Elizabeth had turned her face away. As if her pain for losing the child were not enough, she had to bear the abuse and insolence of this obnoxious woman. Unable to meet the defiant gaze of the woman, she answered softly.
“Aye, madam. It is the sad truth.” Grief was stricken on her beautiful pale face.
“Well, that just confirms what I have thought all along! You, Miss Bennet, are a disgrace to our family! I warned you in my letter to you. But you, unselfish girl, refused to oblige me! Had you not married him…”
“Lady Catherine, I do not understand what you are trying to tell me!”
“Enough!” she yelled. “I have come here expressly to tell you that you have just proven to us all your own degradation.” Her satisfaction was marked on her fierce countenance and her smug grin.

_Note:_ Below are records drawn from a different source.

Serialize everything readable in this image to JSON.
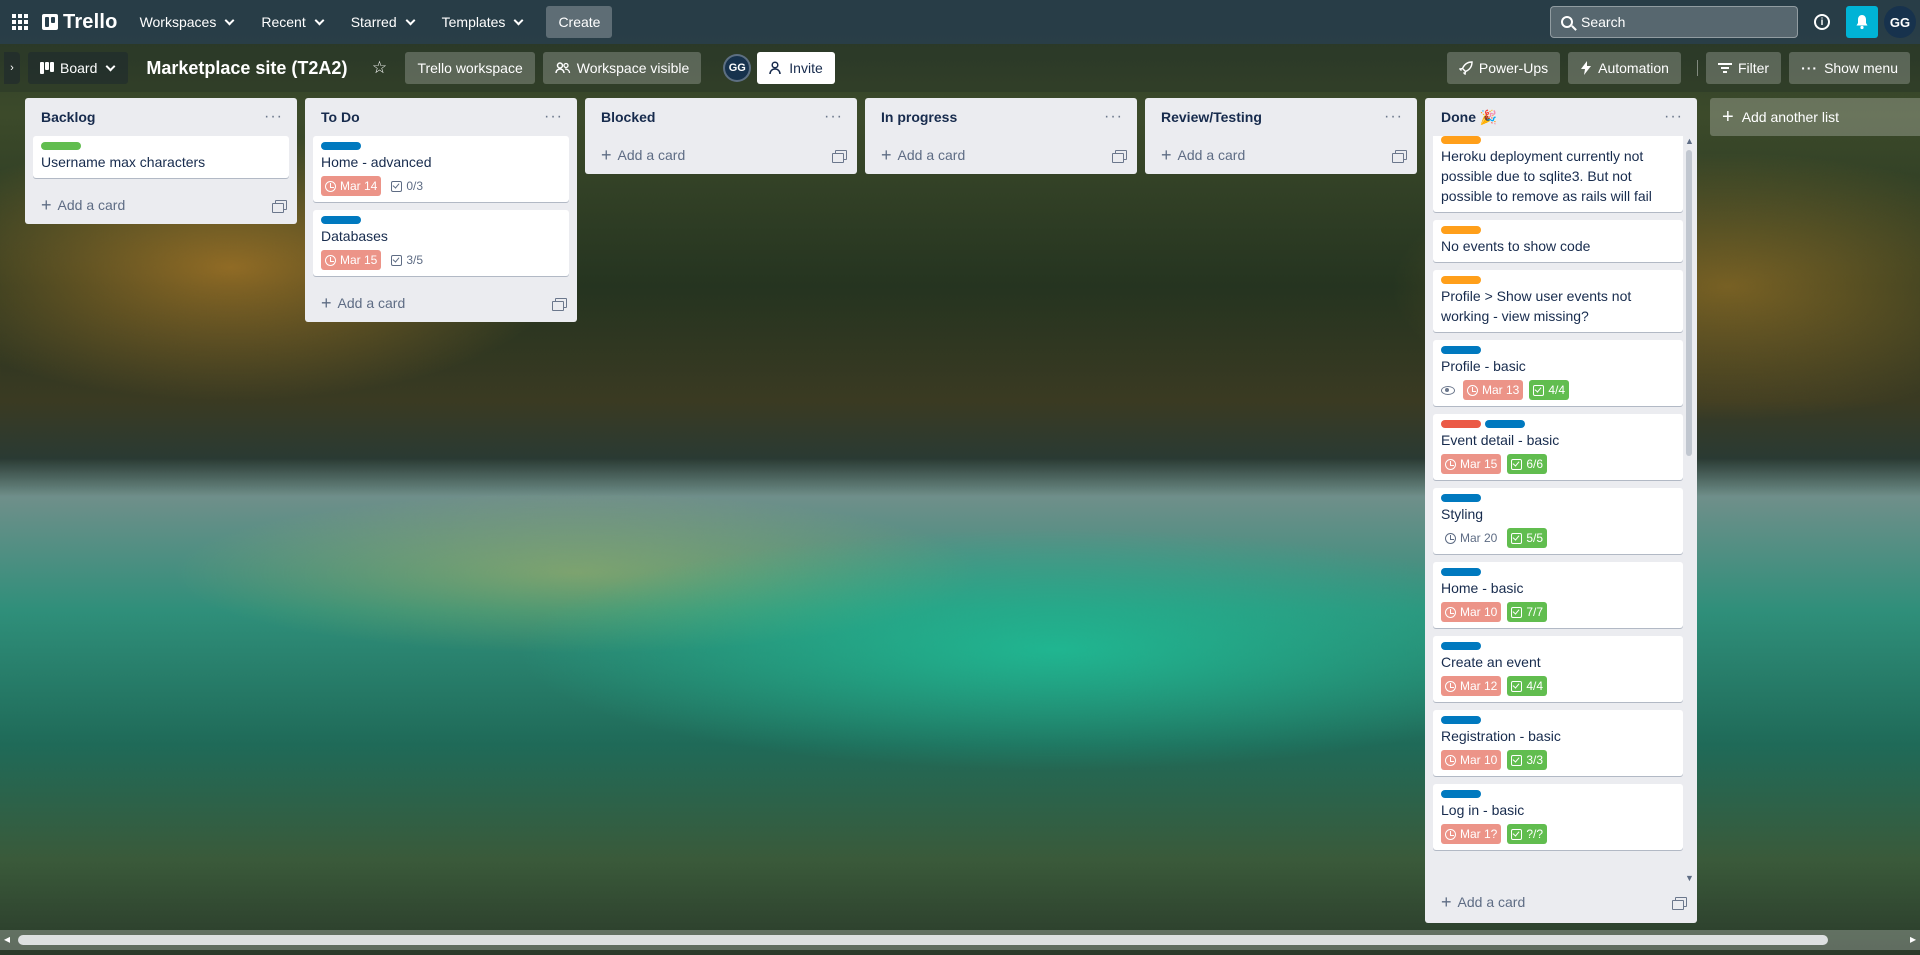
{
  "topbar": {
    "logo": "Trello",
    "nav": [
      "Workspaces",
      "Recent",
      "Starred",
      "Templates"
    ],
    "create_label": "Create",
    "search_placeholder": "Search",
    "avatar_initials": "GG",
    "notification_color": "#00b3d6"
  },
  "board": {
    "view_label": "Board",
    "title": "Marketplace site (T2A2)",
    "workspace_label": "Trello workspace",
    "visibility_label": "Workspace visible",
    "member_initials": "GG",
    "invite_label": "Invite",
    "powerups_label": "Power-Ups",
    "automation_label": "Automation",
    "filter_label": "Filter",
    "menu_label": "Show menu"
  },
  "lists": [
    {
      "title": "Backlog",
      "add_label": "Add a card",
      "cards": [
        {
          "labels": [
            "#61bd4f"
          ],
          "title": "Username max characters"
        }
      ]
    },
    {
      "title": "To Do",
      "add_label": "Add a card",
      "cards": [
        {
          "labels": [
            "#0079bf"
          ],
          "title": "Home - advanced",
          "due": "Mar 14",
          "checklist": "0/3"
        },
        {
          "labels": [
            "#0079bf"
          ],
          "title": "Databases",
          "due": "Mar 15",
          "checklist": "3/5"
        }
      ]
    },
    {
      "title": "Blocked",
      "add_label": "Add a card",
      "cards": []
    },
    {
      "title": "In progress",
      "add_label": "Add a card",
      "cards": []
    },
    {
      "title": "Review/Testing",
      "add_label": "Add a card",
      "cards": []
    },
    {
      "title": "Done 🎉",
      "add_label": "Add a card",
      "cards": [
        {
          "labels": [
            "#ff9f1a"
          ],
          "title": "Heroku deployment currently not possible due to sqlite3. But not possible to remove as rails will fail"
        },
        {
          "labels": [
            "#ff9f1a"
          ],
          "title": "No events to show code"
        },
        {
          "labels": [
            "#ff9f1a"
          ],
          "title": "Profile > Show user events not working - view missing?"
        },
        {
          "labels": [
            "#0079bf"
          ],
          "title": "Profile - basic",
          "watch": true,
          "due": "Mar 13",
          "checklist": "4/4"
        },
        {
          "labels": [
            "#eb5a46",
            "#0079bf"
          ],
          "title": "Event detail - basic",
          "due": "Mar 15",
          "checklist": "6/6"
        },
        {
          "labels": [
            "#0079bf"
          ],
          "title": "Styling",
          "due": "Mar 20",
          "checklist": "5/5"
        },
        {
          "labels": [
            "#0079bf"
          ],
          "title": "Home - basic",
          "due": "Mar 10",
          "checklist": "7/7"
        },
        {
          "labels": [
            "#0079bf"
          ],
          "title": "Create an event",
          "due": "Mar 12",
          "checklist": "4/4"
        },
        {
          "labels": [
            "#0079bf"
          ],
          "title": "Registration - basic",
          "due": "Mar 10",
          "checklist": "3/3"
        },
        {
          "labels": [
            "#0079bf"
          ],
          "title": "Log in - basic",
          "due": "Mar 1?",
          "checklist": "?/?"
        }
      ]
    }
  ],
  "add_list_label": "Add another list"
}
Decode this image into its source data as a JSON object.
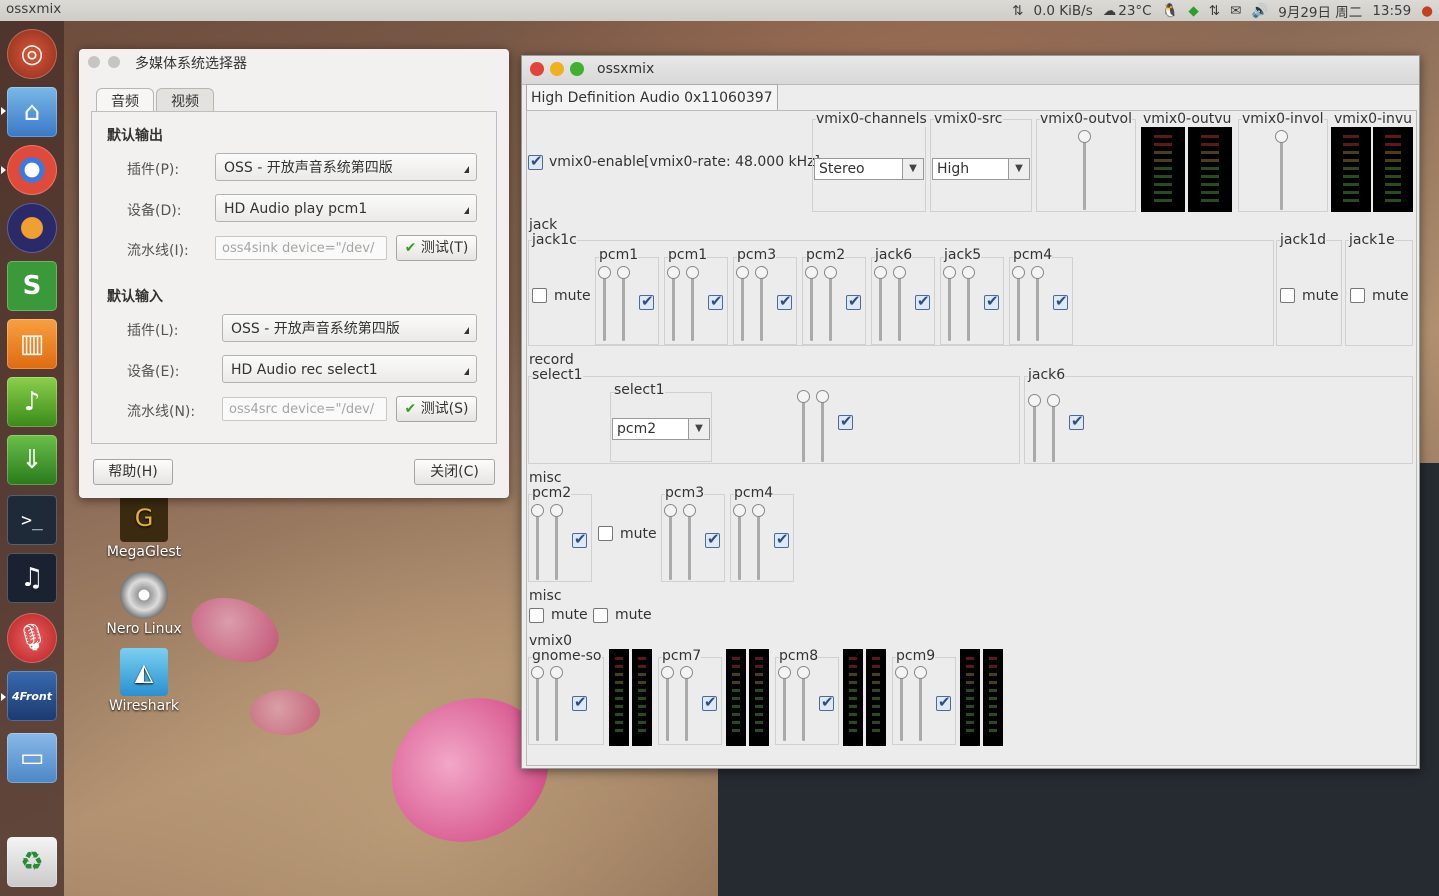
{
  "topbar": {
    "app_title": "ossxmix",
    "net_speed": "0.0 KiB/s",
    "weather": "23°C",
    "date": "9月29日 周二",
    "time": "13:59"
  },
  "launcher": {
    "items": [
      "ubuntu-home-icon",
      "files-icon",
      "chrome-icon",
      "eclipse-icon",
      "spreadsheet-icon",
      "software-center-icon",
      "music-player-icon",
      "download-icon",
      "terminal-icon",
      "audio-player-icon",
      "sound-recorder-icon",
      "4front-icon",
      "workspace-icon",
      "trash-icon"
    ]
  },
  "desktop": {
    "icons": [
      {
        "label": "MegaGlest",
        "icon": "megaglest-icon"
      },
      {
        "label": "Nero Linux",
        "icon": "disc-icon"
      },
      {
        "label": "Wireshark",
        "icon": "shark-fin-icon"
      }
    ]
  },
  "dialog": {
    "title": "多媒体系统选择器",
    "tabs": [
      "音频",
      "视频"
    ],
    "output": {
      "heading": "默认输出",
      "plugin_label": "插件(P):",
      "plugin_value": "OSS - 开放声音系统第四版",
      "device_label": "设备(D):",
      "device_value": "HD Audio play pcm1",
      "pipeline_label": "流水线(I):",
      "pipeline_value": "oss4sink device=\"/dev/",
      "test_button": "测试(T)"
    },
    "input": {
      "heading": "默认输入",
      "plugin_label": "插件(L):",
      "plugin_value": "OSS - 开放声音系统第四版",
      "device_label": "设备(E):",
      "device_value": "HD Audio rec select1",
      "pipeline_label": "流水线(N):",
      "pipeline_value": "oss4src device=\"/dev/",
      "test_button": "测试(S)"
    },
    "help_button": "帮助(H)",
    "close_button": "关闭(C)"
  },
  "ossxmix": {
    "title": "ossxmix",
    "device_tab": "High Definition Audio 0x11060397",
    "vmix": {
      "enable_label": "vmix0-enable",
      "rate_label": "[vmix0-rate: 48.000 kHz]",
      "channels_label": "vmix0-channels",
      "channels_value": "Stereo",
      "src_label": "vmix0-src",
      "src_value": "High",
      "outvol_label": "vmix0-outvol",
      "outvu_label": "vmix0-outvu",
      "invol_label": "vmix0-invol",
      "invu_label": "vmix0-invu"
    },
    "jack": {
      "heading": "jack",
      "group_label": "jack1c",
      "mute_label": "mute",
      "channels": [
        "pcm1",
        "pcm1",
        "pcm3",
        "pcm2",
        "jack6",
        "jack5",
        "pcm4"
      ],
      "jack1d_label": "jack1d",
      "jack1e_label": "jack1e"
    },
    "record": {
      "heading": "record",
      "group_label": "select1",
      "select_label": "select1",
      "select_value": "pcm2",
      "jack6_label": "jack6"
    },
    "misc1": {
      "heading": "misc",
      "pcm2_label": "pcm2",
      "mute_label": "mute",
      "pcm3_label": "pcm3",
      "pcm4_label": "pcm4"
    },
    "misc2": {
      "heading": "misc",
      "mute1_label": "mute",
      "mute2_label": "mute"
    },
    "vmix0": {
      "heading": "vmix0",
      "channels": [
        "gnome-so",
        "pcm7",
        "pcm8",
        "pcm9"
      ]
    }
  }
}
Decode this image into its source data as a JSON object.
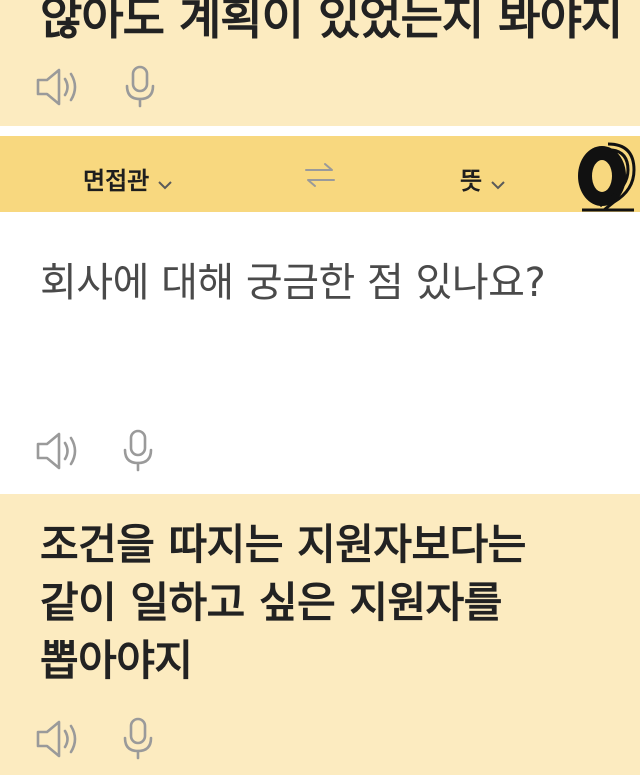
{
  "previous_result": {
    "text": "않아도 계획이 있었는지 봐야지"
  },
  "language_bar": {
    "source_language": "면접관",
    "target_language": "뜻"
  },
  "input": {
    "text": "회사에 대해 궁금한 점 있나요?"
  },
  "output": {
    "lines": [
      "조건을 따지는 지원자보다는",
      "같이 일하고 싶은 지원자를",
      "뽑아야지"
    ]
  },
  "icons": {
    "speaker": "speaker-icon",
    "microphone": "microphone-icon",
    "swap": "swap-arrows-icon",
    "chevron": "chevron-down-icon",
    "logo": "logo-icon"
  },
  "colors": {
    "language_bar": "#f8d87f",
    "result_background": "#fcebc0",
    "text": "#222222",
    "icon": "#9a9a9a"
  }
}
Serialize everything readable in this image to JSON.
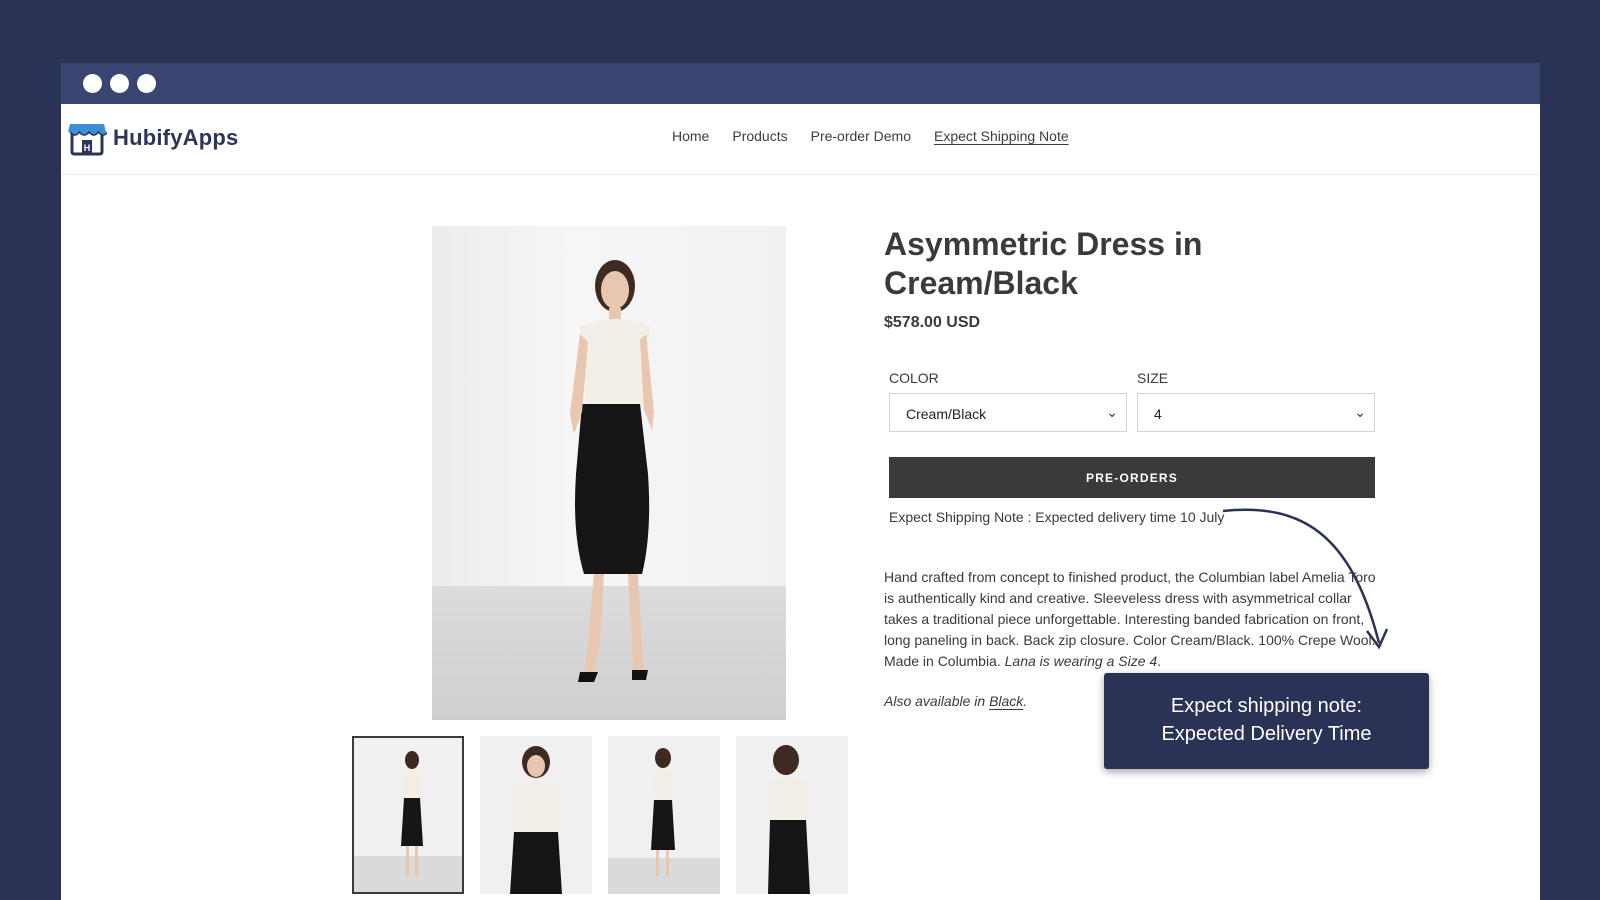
{
  "brand": {
    "name": "HubifyApps",
    "accent": "#2a3256"
  },
  "nav": {
    "items": [
      "Home",
      "Products",
      "Pre-order Demo",
      "Expect Shipping Note"
    ],
    "active_index": 3
  },
  "product": {
    "title": "Asymmetric Dress in Cream/Black",
    "price": "$578.00 USD",
    "color_label": "COLOR",
    "color_value": "Cream/Black",
    "size_label": "SIZE",
    "size_value": "4",
    "button_label": "PRE-ORDERS",
    "shipping_note": "Expect Shipping Note : Expected delivery time 10 July",
    "description": "Hand crafted from concept to finished product, the Columbian label Amelia Toro is authentically kind and creative. Sleeveless dress with asymmetrical collar takes a traditional piece unforgettable. Interesting banded fabrication on front, long paneling in back. Back zip closure. Color Cream/Black. 100% Crepe Wool. Made in Columbia.",
    "description_italic": "Lana is wearing a Size 4",
    "also_prefix": "Also available in",
    "also_link": "Black"
  },
  "callout": {
    "line1": "Expect shipping note:",
    "line2": "Expected Delivery Time"
  },
  "icons": {
    "store": "store-icon",
    "chevron": "chevron-down-icon"
  }
}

“How so, Lady Catherine? Pray, tell me, how have I brought this degradation to this family?” she spat angrily as her patience towards the woman faded quickly.
“How dare you question me? Do you know who I am? You are of inferior birth! Well, even your body, your own nature, has refused to carry the noble blood of our family, Miss Bennet! Is that not proof enough? You are unfit to deliver a Darcy!”
Elizabeth looked ashen from utter shock. Each word the formidable Lady Catherine thrashed at her caved into her mind, branding her spirit with the guilt of having lost an innocent life. She wept silently as she shivered from the shock that wracked her recovering body.
“You shall never be able to deliver him an heir! I am certain of it! Darcy will then shun you my dear! I shall see to it!”
“THAT IS ENOUGH, MADAM!” Darcy shouted as he dashed into the room. “Leave immediately, Lady Catherine! You are no longer welcome. Go!”
“How dare you speak to me in such a manner? Have you lost your senses nephew? This shall not be borne!”
Darcy glanced at his wife. She was as pale as a ghost and shuddering. Her frail figure was slumping amidst the pillows. How could he let this happen to her? Once again he failed… he had not protected her! He turned to his aunt and grabbed her arm roughly. He pushed her out of the door without any mercy.
“Mrs Reynolds, show this woman the door immediately!” he shouted.
“You will regret this, Fitzwilliam!” she yelled at him.
He slammed the door, shutting his aunt out of the room. He could hear her protests fading away in the corridor as the servants led her out. Facing his wife, he was shocked to see her in a miserable state. She had collapsed on her bed and was shivering with pain.
“Georgie! Tell Mrs Reynolds to send for the doctor immediately!” He ran towards Elizabeth as his sister went for help. He knelt by the bed and grabbed her hands. He tried to calm her as he caressed her face and hands tenderly. But Elizabeth’s sobbing seemed to increase with his gentleness towards her.
“She is gone, Elizabeth. Please be calm, my love…” He sat on the bed and pulled her into his strong embrace, her body snugly fitting against his. He whispered endearments into her ear and he kissed her hair lovingly. But Elizabeth would not calm down. She repeatedly murmured “I’m not worthy” between her heartfelt sobs. “I’m not worthy.”